Making a weak debut on the BSE, shares of Metro Brands were listed at Rs 436 per share, a discount of 12.80% or Rs 64, on Wednesday. At the upper price band, Metro Brands has kept the issue price at Rs 500 per share.

Experts have recommended to hold the stock for long-term.  "Metro Brands has demonstrated decent growth, profitability and financials in the past. However, as the company debuted discount to its issue price, long-term investors are advised to hold the stock. Short-term investors can keep their stop loss at Rs 380. If the price holds above Rs 380 on the closing basis, fresh positions can be taken and can be bought on dips," said Santosh Meena, Head of Research, Swastika Investmart Ltd.

Amarjeet Maurya, AVP, Mid-Caps, Angel One Ltd, said the share has opened at discounted rate due to its higher valuations. "We are positive on stock for the long-term on the back of asset light business, strong brands and wide range of products. We believe every dip in share prices provides buying opportunities to long term investors," Maurya added.

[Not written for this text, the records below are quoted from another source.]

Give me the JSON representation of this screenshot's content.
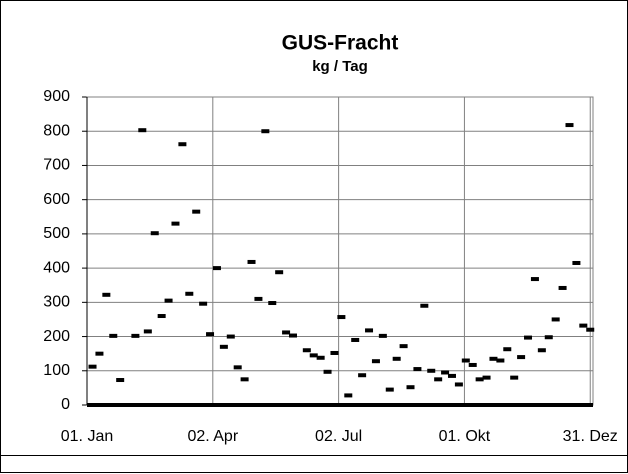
{
  "chart_data": {
    "type": "scatter",
    "title": "GUS-Fracht",
    "subtitle": "kg / Tag",
    "x": [
      5,
      10,
      15,
      20,
      25,
      36,
      41,
      45,
      50,
      55,
      60,
      65,
      70,
      75,
      80,
      85,
      90,
      95,
      100,
      105,
      110,
      115,
      120,
      125,
      130,
      135,
      140,
      145,
      150,
      160,
      165,
      170,
      175,
      180,
      185,
      190,
      195,
      200,
      205,
      210,
      215,
      220,
      225,
      230,
      235,
      240,
      245,
      250,
      255,
      260,
      265,
      270,
      275,
      280,
      285,
      290,
      295,
      300,
      305,
      310,
      315,
      320,
      325,
      330,
      335,
      340,
      345,
      350,
      355,
      360,
      365
    ],
    "values": [
      112,
      150,
      322,
      202,
      73,
      202,
      803,
      215,
      502,
      260,
      305,
      530,
      762,
      325,
      565,
      296,
      207,
      400,
      170,
      200,
      110,
      75,
      418,
      310,
      800,
      298,
      388,
      212,
      203,
      160,
      145,
      138,
      97,
      152,
      257,
      28,
      190,
      87,
      218,
      128,
      202,
      45,
      135,
      172,
      52,
      105,
      290,
      100,
      75,
      95,
      85,
      60,
      130,
      117,
      75,
      80,
      135,
      130,
      163,
      80,
      140,
      197,
      368,
      160,
      198,
      250,
      342,
      818,
      415,
      232,
      220
    ],
    "color": "#000000",
    "xlim": [
      1,
      367
    ],
    "xticks": [
      {
        "value": 1,
        "label": "01. Jan"
      },
      {
        "value": 92,
        "label": "02. Apr"
      },
      {
        "value": 183,
        "label": "02. Jul"
      },
      {
        "value": 274,
        "label": "01. Okt"
      },
      {
        "value": 365,
        "label": "31. Dez"
      }
    ],
    "ylim": [
      0,
      900
    ],
    "yticks": [
      0,
      100,
      200,
      300,
      400,
      500,
      600,
      700,
      800,
      900
    ],
    "grid": true
  }
}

Metro Brands Limited (MBL) is among the top-5 footwear brands in India and is ranked fourth in the domestic footwear market (in terms of sales inFY21). Among the major footwear retailer, it has the highest net profit margin in FY21 and top performer in terms of operating margin during FY15-21. The company is among the aspirational Indian brands in the footwear category (i.e. catering to mid and premium segments) and thus have higher retail ASP than the average market, as per Choice Broking.